# Prediction of Road Traffic Collision Severity

## Introduction

Road traffic collisions pose a significant safety risk to both drivers and pedestrians. In 2019, the UK saw 1748 deaths and 25,975 serious injuries from road traffic accidents [(source)](https://www.gov.uk/government/statistics/reported-road-casualties-great-britain-provisional-results-2019). Whilst a downward trend has been identified, it is nontheless important to be able to identify predictors of road traffic accidents, for both number of accidents and severity. This is useful for allocation of resources (such as emergency services) - if there are conditions that imply a greater incidence of sever accidents, it may be prudent to increase the number of paramedics on call, for example. 

It is also useful to identify these predictors in order to further reduce the number of severe accidents. Identifying that a particular signage or junction reduces risk allows for local governments to make progressive changes to the road network in order to improve overall safety in the future.

## Data

The data have been sourced from https://www.kaggle.com/akshay4/road-accidents-incidence/. It is an aggregation of year-on-year data published by the United Kingdom Department of Transport. 

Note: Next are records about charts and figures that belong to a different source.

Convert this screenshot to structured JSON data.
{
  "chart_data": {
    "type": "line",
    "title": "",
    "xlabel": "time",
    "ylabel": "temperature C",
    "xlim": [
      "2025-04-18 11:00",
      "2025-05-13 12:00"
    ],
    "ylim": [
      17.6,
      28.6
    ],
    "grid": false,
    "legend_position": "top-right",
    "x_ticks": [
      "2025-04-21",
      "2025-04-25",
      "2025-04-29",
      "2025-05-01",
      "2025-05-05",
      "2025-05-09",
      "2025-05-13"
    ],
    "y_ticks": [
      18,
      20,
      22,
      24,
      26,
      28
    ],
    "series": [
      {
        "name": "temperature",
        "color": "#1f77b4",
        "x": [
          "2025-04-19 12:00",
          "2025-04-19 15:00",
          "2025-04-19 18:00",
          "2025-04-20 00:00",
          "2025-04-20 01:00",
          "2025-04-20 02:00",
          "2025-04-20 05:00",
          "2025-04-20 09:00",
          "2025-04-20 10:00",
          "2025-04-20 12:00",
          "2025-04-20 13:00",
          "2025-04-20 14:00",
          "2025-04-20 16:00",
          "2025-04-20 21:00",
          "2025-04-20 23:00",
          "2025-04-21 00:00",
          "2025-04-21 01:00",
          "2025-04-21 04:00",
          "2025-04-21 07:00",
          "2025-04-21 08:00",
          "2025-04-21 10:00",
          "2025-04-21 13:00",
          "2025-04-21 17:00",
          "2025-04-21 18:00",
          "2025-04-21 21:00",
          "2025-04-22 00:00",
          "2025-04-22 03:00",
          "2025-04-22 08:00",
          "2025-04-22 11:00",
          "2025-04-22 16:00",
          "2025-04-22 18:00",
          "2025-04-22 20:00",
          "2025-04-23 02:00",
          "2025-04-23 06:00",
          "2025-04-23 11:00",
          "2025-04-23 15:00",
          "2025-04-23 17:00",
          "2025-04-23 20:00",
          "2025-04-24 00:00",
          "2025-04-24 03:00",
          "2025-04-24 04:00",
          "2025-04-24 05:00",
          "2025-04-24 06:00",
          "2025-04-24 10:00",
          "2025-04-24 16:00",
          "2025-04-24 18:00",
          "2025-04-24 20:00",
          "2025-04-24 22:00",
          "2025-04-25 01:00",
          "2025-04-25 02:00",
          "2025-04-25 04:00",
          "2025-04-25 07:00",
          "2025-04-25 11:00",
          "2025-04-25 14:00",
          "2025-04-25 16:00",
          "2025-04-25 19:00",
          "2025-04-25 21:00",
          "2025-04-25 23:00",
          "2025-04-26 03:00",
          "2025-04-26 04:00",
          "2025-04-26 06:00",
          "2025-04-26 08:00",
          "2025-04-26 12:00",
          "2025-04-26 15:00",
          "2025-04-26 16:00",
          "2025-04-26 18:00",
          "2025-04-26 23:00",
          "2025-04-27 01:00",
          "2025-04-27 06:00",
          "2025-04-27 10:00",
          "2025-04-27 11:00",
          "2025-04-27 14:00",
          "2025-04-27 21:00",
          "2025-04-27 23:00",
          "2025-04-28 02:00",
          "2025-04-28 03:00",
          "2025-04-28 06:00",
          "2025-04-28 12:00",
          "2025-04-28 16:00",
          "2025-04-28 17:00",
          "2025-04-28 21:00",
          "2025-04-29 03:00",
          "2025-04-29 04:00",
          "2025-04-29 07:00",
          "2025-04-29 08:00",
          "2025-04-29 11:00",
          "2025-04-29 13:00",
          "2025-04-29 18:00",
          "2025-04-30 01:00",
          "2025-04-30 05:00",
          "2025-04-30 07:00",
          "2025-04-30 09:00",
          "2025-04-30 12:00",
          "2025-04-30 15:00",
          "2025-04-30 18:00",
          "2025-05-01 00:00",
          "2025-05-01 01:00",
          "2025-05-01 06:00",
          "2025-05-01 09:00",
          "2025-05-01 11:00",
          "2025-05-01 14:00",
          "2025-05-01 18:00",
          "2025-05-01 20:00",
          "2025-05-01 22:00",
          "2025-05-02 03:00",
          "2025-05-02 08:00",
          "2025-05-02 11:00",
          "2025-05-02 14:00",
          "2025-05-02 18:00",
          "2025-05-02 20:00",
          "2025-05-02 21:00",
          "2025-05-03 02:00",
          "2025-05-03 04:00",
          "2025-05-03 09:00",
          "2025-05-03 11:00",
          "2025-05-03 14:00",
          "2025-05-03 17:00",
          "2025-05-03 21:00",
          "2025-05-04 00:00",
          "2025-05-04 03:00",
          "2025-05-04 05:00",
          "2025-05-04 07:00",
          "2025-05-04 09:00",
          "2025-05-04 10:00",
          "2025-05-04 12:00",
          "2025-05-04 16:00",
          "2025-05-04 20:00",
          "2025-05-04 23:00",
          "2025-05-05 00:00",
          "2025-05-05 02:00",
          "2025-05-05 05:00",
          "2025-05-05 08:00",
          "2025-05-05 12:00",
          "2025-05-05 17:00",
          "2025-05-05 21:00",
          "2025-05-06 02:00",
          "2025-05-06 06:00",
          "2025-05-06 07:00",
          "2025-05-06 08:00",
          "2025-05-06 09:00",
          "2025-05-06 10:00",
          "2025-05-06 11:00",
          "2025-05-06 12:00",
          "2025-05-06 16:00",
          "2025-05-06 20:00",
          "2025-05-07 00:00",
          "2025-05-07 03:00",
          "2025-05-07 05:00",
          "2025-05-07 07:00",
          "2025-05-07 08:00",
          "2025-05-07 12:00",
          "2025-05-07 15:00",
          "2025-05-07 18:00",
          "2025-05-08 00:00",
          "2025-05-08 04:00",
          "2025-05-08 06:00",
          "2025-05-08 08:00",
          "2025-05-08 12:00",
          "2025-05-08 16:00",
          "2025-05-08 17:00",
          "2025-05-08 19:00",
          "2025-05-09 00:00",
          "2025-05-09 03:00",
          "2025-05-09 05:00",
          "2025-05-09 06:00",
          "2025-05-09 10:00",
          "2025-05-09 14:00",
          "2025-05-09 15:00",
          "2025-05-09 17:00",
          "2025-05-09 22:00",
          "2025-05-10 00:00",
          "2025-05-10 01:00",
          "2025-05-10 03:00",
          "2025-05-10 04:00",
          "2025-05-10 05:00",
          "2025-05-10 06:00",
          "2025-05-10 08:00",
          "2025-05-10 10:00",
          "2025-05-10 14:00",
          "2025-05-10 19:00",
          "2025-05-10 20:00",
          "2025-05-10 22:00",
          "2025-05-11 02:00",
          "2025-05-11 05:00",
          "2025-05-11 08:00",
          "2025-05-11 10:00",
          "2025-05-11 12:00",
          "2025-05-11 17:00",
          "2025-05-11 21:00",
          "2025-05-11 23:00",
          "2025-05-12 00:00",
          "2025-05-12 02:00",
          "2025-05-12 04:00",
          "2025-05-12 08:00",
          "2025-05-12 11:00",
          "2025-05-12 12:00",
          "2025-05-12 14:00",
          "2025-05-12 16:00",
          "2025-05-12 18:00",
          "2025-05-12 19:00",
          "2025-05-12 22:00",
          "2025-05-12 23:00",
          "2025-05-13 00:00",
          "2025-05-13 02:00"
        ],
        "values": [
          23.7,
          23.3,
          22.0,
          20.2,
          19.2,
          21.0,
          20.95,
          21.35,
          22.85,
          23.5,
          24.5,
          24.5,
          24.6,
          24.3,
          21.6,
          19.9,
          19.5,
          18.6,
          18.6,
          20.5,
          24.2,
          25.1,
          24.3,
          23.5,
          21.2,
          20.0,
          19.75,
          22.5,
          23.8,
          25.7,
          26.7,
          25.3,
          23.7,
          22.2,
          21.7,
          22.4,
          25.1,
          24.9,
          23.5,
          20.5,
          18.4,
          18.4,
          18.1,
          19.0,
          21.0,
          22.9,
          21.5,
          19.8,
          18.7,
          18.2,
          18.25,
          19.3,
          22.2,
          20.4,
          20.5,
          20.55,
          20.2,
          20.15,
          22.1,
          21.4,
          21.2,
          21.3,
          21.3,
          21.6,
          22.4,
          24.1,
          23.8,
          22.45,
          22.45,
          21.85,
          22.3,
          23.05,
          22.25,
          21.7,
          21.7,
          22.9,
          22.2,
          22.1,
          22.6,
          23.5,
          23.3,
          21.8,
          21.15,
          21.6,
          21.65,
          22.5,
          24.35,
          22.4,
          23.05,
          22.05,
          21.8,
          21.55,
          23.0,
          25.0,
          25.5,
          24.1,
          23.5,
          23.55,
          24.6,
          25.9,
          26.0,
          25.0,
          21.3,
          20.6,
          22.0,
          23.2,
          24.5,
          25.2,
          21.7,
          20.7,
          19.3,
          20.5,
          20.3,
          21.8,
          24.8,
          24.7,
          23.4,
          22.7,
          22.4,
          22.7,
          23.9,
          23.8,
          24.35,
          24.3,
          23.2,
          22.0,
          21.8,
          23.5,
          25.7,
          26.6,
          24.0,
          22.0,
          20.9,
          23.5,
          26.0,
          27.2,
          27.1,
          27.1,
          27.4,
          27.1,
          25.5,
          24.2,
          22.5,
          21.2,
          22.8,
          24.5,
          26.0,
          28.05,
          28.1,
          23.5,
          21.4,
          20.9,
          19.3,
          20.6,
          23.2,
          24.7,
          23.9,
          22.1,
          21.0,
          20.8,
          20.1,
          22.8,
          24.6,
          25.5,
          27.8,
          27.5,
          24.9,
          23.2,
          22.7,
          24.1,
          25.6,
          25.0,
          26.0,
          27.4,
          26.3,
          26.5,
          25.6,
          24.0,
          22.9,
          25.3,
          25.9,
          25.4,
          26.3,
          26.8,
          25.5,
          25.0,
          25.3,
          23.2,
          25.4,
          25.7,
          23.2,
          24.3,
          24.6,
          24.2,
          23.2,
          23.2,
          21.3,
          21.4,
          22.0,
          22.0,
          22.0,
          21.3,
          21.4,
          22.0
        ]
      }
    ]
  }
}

The CSV file contains the following fields:

|Field Name|Description|
|----------|-----------|
|Accident_Index|Government ID for incident|
|1st_Road_Class|Classification of road based on [UK numbering scheme](https://en.wikipedia.org/wiki/Great_Britain_road_numbering_scheme)|
|1st_Road_Number|Unique road identifier|
|2nd_Road_Class|Classification of road based on [UK numbering scheme](https://en.wikipedia.org/wiki/Great_Britain_road_numbering_scheme)|
|2nd_Road_Number|Unique road identifier|
|Accident_Severity|Slight, Serious, Fatal|
|Carriageway_Hazards|Potential hazards such as objects in road, animals in road etc.|
|Date|Date of incident|
|Day_of_Week|Day of incident (Mon, Tues, Weds...)|
|Did_Police_Officer_Attend_Scene_of_Accident|Attendance of police|
|Junction_Control|If at junction, what control in place? e.g. traffic light, stop sign etc.|
|Junction_Detail|Additional information about the junction e.g. private drive, staggered etc.|
|Latitude| Geographic coordinate that specifies the north–south position|
|Light_Conditions|Light condition at incident e.g. Light, Dark with no lighting, Dark with street lighting etc.|
|Local_Authority_(District)| Geographic district in which incident occured|
|Local_Authority_(Highway)| Authority responsible for highway|
|Location_Easting_OSGR| Ordnance Survey Grid Reference |
|Location_Northing_OSGR| Ordnance Survey Grid Reference| 
|Longitude| Geographic coordinate that specifies the east-west position|
|LSOA_of_Accident_Location| Lower Super Output Area (ONS statistic reporting area)|
|Number_of_Casualties| How many casualties|
|Number_of_Vehicles| How many vehicles|
|Pedestrian_Crossing-Human_Control| Human controled crossing ('lollipop' person or traffic officer)|
|Pedestrian_Crossing-Physical_Facilities| Pedestrian crossing e.g. zebra crossing, pelican crossing etc.|
|Police_Force|Police force responsible for area of incident|
|Road_Surface_Conditions|Dry, wet, snow etc.|
|Road_Type|Single, dual, roundabout etc.|
|Special_Conditions_at_Site|Roadworks, oil, mud etc.|
|Speed_limit|Speed limit in force at incident location|
|Time|Time of incident|
|Urban_or_Rural_Area|Incident location type (urban or rural)|
|Weather_Conditions|Weather at incident (rain, fog etc)
|Year| Year of incident|
|InScotland|Was the incident in Scotland?

## Proposed Methodology

As there are many predictors, the first step will be cleaning the data and selecting the predictors. It will also be important to identify numeric data and categorical data for the purposes of one-hot encoding.

One issue that is likely to occur is the undersampling of the target categories of interest. We are trying to predict 'Serious' or 'Fatal' accidents, but there are far fewer of these in the dataset which means any models built will have a bias towards predicting severities classified as 'Slight'. 

This could be addressed by downsamplng at random the 'Slight' accidents to have a similar number to the 'Serious' and 'Fatal' accidents. Alternatively there are methods such as the 'Synthetic Minority Over-sampling TEchnique' (SMOTE) which produces synthetic data based on the real data, in order to redress the imablanced data.